「批評を考える会」 <2013年3月> 


 本誌本年2月号の「小林多喜二没後80年特集」


 三月二十三日、事務所の窓の外にひろがる満開の夜桜を眺めながら例会を開きました。参加者は十名でしたが、大阪から栃尾惇さん、近年中国の大学で教鞭をとられ、このほど帰国された松澤信祐さんなど思いがけない方のご参加もあり、賑やかな会となりました。
 テーマは、本誌本年二月号の「小林多喜二没後80年特集」でしたが、報告はおよばずながら私が務めました。時間的制約で、多喜二に関する論考四篇、大田努「『不在地主』と芸術大衆化論争」、岸本加代子「『東倶知安行』論――『私』の自己省察の位置」、尾西康充「『独房』と獄中書簡」、谷本諭「小林多喜二は立ち上がる民衆≠どう描いたか――新たな時代のなかで読みなおす」にしぼらざるを得なかったのですが、久野通広さんから出席のご連絡があり、同氏「宮本顕治と片上伸――『戦いの批評』について」を急遽くわえました。
 応募のなかから選りすぐった七篇(以上のほか下田城玄「細井和喜蔵の文学」、馬場徹「『火山灰地』のダイナミズム」)が並んだ、充実した特集であったとまず述べました。
 続けて各論考の特徴を報告。大田論考は、芸術大衆化論争のうち「プロレタリア大衆文学論」の影響を一時的に受けた多喜二がリアリズムの深化の方向に向かってどう克服したかを論じ、岸本論考は、「革命運動を真正面に据え」自己省察する「私」の姿を描いた作品だと対象作品を規定し、先行評論に言われていないものを探り、尾西論考は、新しい情報や新しい読みを多大に含み、きわめて刺激的、示唆的であること、谷本論考は、今日の情勢のうちに多喜二文学の軌跡をヴィヴィッドに捉えかえし、いま「変革への展望を沸き立たせるリアリズム文学」を呼び起こす契機となると言い切り、久野論考は、片上伸と宮本顕治の関係を現代に掘り起こし、批評とは何かを根源から考えさせる、など。
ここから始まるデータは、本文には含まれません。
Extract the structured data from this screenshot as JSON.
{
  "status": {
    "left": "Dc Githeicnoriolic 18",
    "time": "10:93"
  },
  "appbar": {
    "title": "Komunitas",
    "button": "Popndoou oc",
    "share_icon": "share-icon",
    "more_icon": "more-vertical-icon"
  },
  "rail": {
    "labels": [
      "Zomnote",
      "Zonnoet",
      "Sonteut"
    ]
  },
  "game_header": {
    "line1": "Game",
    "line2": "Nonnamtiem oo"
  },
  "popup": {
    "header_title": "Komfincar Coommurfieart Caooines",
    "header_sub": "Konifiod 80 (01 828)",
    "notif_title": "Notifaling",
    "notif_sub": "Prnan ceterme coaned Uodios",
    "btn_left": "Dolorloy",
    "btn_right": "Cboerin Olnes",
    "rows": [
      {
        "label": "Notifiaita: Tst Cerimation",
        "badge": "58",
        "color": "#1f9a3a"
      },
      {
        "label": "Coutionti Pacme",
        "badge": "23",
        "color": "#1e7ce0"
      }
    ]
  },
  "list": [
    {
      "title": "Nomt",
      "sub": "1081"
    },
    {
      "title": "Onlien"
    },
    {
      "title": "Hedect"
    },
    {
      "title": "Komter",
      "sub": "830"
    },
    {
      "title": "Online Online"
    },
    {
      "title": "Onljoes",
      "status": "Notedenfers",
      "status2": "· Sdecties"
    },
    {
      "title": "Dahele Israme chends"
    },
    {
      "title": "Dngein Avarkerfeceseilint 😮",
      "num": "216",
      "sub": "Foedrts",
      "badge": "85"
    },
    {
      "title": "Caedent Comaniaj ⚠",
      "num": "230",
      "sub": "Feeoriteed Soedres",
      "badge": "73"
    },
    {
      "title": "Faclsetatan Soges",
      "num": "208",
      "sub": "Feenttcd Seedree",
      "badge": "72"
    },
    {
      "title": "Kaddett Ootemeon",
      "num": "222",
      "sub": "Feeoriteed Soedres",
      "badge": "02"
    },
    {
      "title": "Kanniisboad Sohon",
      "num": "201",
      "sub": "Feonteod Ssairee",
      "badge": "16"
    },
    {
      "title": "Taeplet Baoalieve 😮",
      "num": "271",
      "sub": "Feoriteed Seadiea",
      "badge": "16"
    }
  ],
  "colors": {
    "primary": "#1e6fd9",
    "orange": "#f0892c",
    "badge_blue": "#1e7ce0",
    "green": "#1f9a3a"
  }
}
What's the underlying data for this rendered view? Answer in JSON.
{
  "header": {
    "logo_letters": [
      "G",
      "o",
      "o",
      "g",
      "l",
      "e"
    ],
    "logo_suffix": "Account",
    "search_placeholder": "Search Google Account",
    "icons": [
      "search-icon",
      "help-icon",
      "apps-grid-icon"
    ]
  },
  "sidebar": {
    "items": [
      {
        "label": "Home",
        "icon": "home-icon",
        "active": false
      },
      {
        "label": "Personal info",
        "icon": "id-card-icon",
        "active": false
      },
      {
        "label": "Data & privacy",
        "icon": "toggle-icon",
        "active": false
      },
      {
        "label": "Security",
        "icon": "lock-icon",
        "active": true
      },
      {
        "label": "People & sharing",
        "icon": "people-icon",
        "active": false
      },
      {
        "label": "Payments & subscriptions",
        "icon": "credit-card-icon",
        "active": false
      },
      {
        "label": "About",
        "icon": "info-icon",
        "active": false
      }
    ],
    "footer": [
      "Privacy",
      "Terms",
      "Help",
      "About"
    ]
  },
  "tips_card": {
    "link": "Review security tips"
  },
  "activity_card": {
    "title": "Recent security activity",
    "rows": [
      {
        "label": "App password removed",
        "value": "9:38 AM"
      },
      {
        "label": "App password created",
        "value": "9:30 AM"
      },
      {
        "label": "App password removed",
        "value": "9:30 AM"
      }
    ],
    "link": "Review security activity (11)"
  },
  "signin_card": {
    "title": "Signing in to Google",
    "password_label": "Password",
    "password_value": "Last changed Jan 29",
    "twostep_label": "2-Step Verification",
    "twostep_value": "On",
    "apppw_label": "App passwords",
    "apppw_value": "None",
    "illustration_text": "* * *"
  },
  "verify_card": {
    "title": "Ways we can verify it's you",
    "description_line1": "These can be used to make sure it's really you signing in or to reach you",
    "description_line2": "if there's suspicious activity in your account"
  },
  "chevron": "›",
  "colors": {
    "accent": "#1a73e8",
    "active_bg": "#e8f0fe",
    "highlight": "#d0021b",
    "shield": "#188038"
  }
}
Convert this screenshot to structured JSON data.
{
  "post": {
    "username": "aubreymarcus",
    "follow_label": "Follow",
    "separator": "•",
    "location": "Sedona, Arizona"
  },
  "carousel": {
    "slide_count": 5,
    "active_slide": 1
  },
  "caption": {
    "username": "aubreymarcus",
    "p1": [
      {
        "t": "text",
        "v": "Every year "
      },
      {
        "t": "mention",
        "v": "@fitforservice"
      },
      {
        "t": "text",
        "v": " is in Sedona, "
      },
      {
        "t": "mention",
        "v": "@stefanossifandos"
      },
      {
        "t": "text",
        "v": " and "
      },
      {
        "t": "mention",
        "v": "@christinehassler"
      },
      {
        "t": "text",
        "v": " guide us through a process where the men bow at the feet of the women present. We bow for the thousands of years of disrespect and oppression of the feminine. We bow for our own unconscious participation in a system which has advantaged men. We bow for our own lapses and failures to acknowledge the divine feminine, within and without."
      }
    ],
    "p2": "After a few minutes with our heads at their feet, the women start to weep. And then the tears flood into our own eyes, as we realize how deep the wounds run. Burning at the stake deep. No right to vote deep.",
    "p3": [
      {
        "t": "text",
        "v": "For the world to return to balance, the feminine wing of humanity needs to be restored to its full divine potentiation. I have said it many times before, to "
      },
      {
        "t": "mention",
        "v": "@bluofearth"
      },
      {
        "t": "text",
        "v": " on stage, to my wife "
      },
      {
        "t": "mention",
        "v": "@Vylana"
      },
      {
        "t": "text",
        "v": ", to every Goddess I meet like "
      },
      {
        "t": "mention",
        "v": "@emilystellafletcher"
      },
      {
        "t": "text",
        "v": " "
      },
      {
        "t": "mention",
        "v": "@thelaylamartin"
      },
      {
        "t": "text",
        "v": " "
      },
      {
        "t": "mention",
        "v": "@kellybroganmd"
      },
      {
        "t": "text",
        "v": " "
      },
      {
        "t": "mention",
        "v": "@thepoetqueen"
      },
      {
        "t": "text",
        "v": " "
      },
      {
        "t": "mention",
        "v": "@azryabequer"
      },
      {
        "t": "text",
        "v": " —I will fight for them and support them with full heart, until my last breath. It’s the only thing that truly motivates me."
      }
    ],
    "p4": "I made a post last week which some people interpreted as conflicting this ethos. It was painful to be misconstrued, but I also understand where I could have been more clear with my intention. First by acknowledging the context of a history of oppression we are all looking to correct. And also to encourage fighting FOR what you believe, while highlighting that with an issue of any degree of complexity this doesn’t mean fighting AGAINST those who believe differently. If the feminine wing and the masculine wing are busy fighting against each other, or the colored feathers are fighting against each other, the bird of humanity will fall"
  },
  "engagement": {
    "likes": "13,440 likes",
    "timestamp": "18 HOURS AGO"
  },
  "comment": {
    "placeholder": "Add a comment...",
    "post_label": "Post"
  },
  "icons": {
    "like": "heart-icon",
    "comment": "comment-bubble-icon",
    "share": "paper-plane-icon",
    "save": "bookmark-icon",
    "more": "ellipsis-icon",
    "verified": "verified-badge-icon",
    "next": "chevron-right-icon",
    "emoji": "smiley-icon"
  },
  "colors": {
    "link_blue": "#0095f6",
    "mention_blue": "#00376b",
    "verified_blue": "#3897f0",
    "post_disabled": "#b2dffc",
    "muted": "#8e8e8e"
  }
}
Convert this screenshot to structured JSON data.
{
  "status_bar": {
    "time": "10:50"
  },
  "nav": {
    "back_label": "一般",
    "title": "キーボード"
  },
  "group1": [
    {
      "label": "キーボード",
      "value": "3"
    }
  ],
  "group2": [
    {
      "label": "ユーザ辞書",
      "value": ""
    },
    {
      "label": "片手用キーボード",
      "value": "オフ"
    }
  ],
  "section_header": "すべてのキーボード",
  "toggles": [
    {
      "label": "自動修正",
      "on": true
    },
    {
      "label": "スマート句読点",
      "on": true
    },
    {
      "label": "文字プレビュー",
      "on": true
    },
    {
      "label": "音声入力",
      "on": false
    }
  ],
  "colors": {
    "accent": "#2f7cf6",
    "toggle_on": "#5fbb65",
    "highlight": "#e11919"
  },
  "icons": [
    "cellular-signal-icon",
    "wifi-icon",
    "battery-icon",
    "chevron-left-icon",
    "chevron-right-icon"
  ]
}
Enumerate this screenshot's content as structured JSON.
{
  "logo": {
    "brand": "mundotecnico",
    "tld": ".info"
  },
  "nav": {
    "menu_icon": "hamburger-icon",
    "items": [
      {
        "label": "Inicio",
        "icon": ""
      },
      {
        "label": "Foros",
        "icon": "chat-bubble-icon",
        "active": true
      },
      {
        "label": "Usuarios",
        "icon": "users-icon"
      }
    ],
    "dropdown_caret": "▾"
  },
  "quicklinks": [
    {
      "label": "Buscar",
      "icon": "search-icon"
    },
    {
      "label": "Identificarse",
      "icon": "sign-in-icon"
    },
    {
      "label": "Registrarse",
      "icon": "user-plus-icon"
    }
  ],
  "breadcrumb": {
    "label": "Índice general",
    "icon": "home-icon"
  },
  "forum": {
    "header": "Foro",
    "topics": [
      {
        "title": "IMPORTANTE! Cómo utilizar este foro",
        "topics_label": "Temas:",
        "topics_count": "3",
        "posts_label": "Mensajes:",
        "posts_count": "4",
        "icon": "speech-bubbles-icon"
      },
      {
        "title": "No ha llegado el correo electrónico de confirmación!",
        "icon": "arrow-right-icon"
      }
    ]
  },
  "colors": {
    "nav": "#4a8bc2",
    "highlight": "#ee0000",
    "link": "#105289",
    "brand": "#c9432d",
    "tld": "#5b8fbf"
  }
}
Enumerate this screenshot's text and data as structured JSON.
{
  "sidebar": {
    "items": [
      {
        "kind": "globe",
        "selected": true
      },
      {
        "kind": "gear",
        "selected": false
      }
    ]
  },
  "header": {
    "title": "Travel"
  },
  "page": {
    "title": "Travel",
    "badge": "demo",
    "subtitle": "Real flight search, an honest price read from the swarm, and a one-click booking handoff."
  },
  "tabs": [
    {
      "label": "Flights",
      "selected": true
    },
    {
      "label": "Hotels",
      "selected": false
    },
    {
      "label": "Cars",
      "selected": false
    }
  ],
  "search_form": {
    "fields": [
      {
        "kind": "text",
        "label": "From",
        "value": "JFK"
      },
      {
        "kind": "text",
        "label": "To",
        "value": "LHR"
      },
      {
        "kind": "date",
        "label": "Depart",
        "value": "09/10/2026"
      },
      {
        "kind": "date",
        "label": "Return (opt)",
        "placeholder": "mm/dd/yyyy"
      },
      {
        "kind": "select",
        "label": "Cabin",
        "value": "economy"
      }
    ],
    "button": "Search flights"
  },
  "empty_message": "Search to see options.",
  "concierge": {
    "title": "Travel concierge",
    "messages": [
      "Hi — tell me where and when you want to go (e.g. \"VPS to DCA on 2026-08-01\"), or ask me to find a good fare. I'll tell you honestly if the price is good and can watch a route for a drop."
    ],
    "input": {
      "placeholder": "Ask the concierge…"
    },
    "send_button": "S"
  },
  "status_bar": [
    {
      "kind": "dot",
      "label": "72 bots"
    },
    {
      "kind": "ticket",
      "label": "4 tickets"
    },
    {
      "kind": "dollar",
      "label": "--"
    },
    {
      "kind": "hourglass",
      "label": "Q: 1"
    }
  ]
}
 続いての討論が素晴らしく、報告の不足が救われました。その一つ、「細井和喜蔵から始まり、多喜二を生み出した背景からおさえているところがこの特集のよさです。しかもそれぞれがきちんとした土台の上に立ち、しっかりと論じられている、多喜二論は進んでいることを印象付けられた」と語られた松澤信祐さんのご発言を紹介し、小文を締め括らせて戴きます。